Carnet du 8 septembre 2009

Du 6 août au 4 septembre 2009, j’aurai écrit 10 carnets « Pour quelques coquelicots de plus… » qui m’auront permis de me remettre en phase avec moi-même, de faire quelques bilans sans fard et de tracer une feuille de route qui nous mènera au 27 février 2010 quand les 40 ans auront sonné à l’horloge de notre Ville… le tout sans langue de bois ni complaisance vis à vis de qui que ce soit… mais je l’espère aussi avec humanité et sans agressivité excessive…

Je voudrais aujourd’hui, 8 septembre, pour le 11ème, en premier lieu, me replonger sur les débats nationaux en cours.

D’abord celui de « l’urgence écologique » qui va nous conduire à changer fondamentalement nos modes de vie.

Peut être faudra-t-il un jour interdire l’accès de nos villes aux voitures, renchérir les longs déplacements de personnes et de marchandises quand il y a, ou aura, une alternative ferroviaire réelle… et édicter d’autres mesures tout aussi radicales si on veut que demain et après demain nos enfants et petits enfants puissent encore respirer.

Il faudra investir dans les énergies alternatives et douces mais aussi, n’en déplaise à mes amis verts, dans le nucléaire, seule énergie propre capable aujourd’hui de limiter le Co2 des énergies fossiles !

Que dans ce cadre, on taxe aujourd’hui les producteurs de pollution, ce n’est pas moi qui le contestera. Mais une chose est de taxer les pollueurs producteurs, une autre de taxer le consommateur d’une énergie polluante à qui on ne donne pas d’autres choix.

Le débat sur « la fiscalité écologique » ne doit pas principalement porter sur son montant et sur le  « comment elle frappe »… mais sur « qui elle frappe »

Sinon on laisse le droit à polluer à ceux qui ont les moyens de payer et en renforçant la misère des uns on accroît encore davantage les inégalités sociales !

Toujours sur le plan national, on vient de nous annoncer fin août que le déficit du budget de l’Etat français atteindra les 140 milliards d’euros en fin d’année 2009, soit près de 8% du PIB (à comparer aux 3% prescrits par l’Europe) « bravo et merci messieurs les princes qui nous gouvernent ! ».

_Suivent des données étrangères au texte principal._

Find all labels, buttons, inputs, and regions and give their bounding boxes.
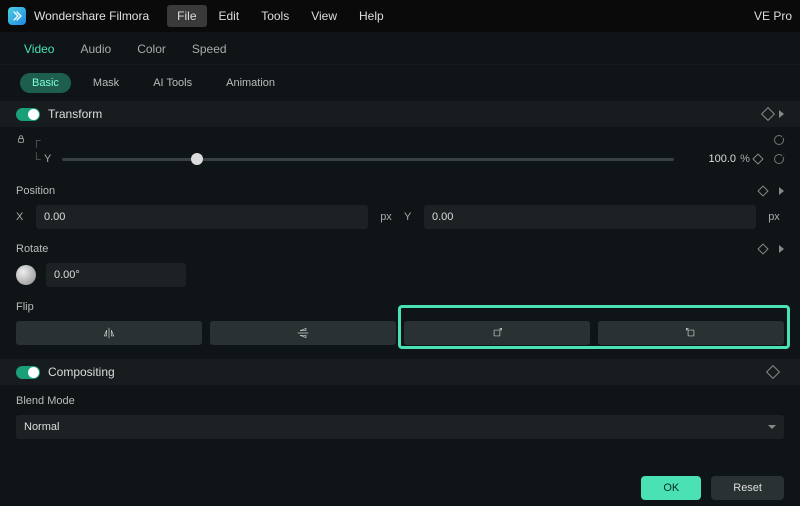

A titre d’illustration d’un chiffre (140 milliards) qui dépasse l’entendement de la plupart d’entre nous il faut savoir que la totalité du budget de l’Union Européenne et de ses presque 500 millions d’habitants est inférieur à cette somme ! ….

On mesure la gravité de la situation et la vanité de certains débats politiques même si ce qui se passe aujourd’hui dans le camp du progrès n’est pas inintéressant.

Un dialogue semble prêt à s’ouvrir sur des bases nouvelles avec un PS qui commence à comprendre qu’il est aujourd’hui plus proche de la SFIO de 1964 que du PS de François Mitterrand de 1981 et que donc le temps est passé où le PS pouvait se permettre « d’être sûr de lui et dominateur ».

Cela le conduira-t-il à aborder les régionales autrement qu’en termes d’achats de soutien ? La règle du non-cumul parlementaire -présidence de Région sera-t-elle appliquée ? Les cabinets cesseront-ils d’être des « cimetières d’éléphants » ?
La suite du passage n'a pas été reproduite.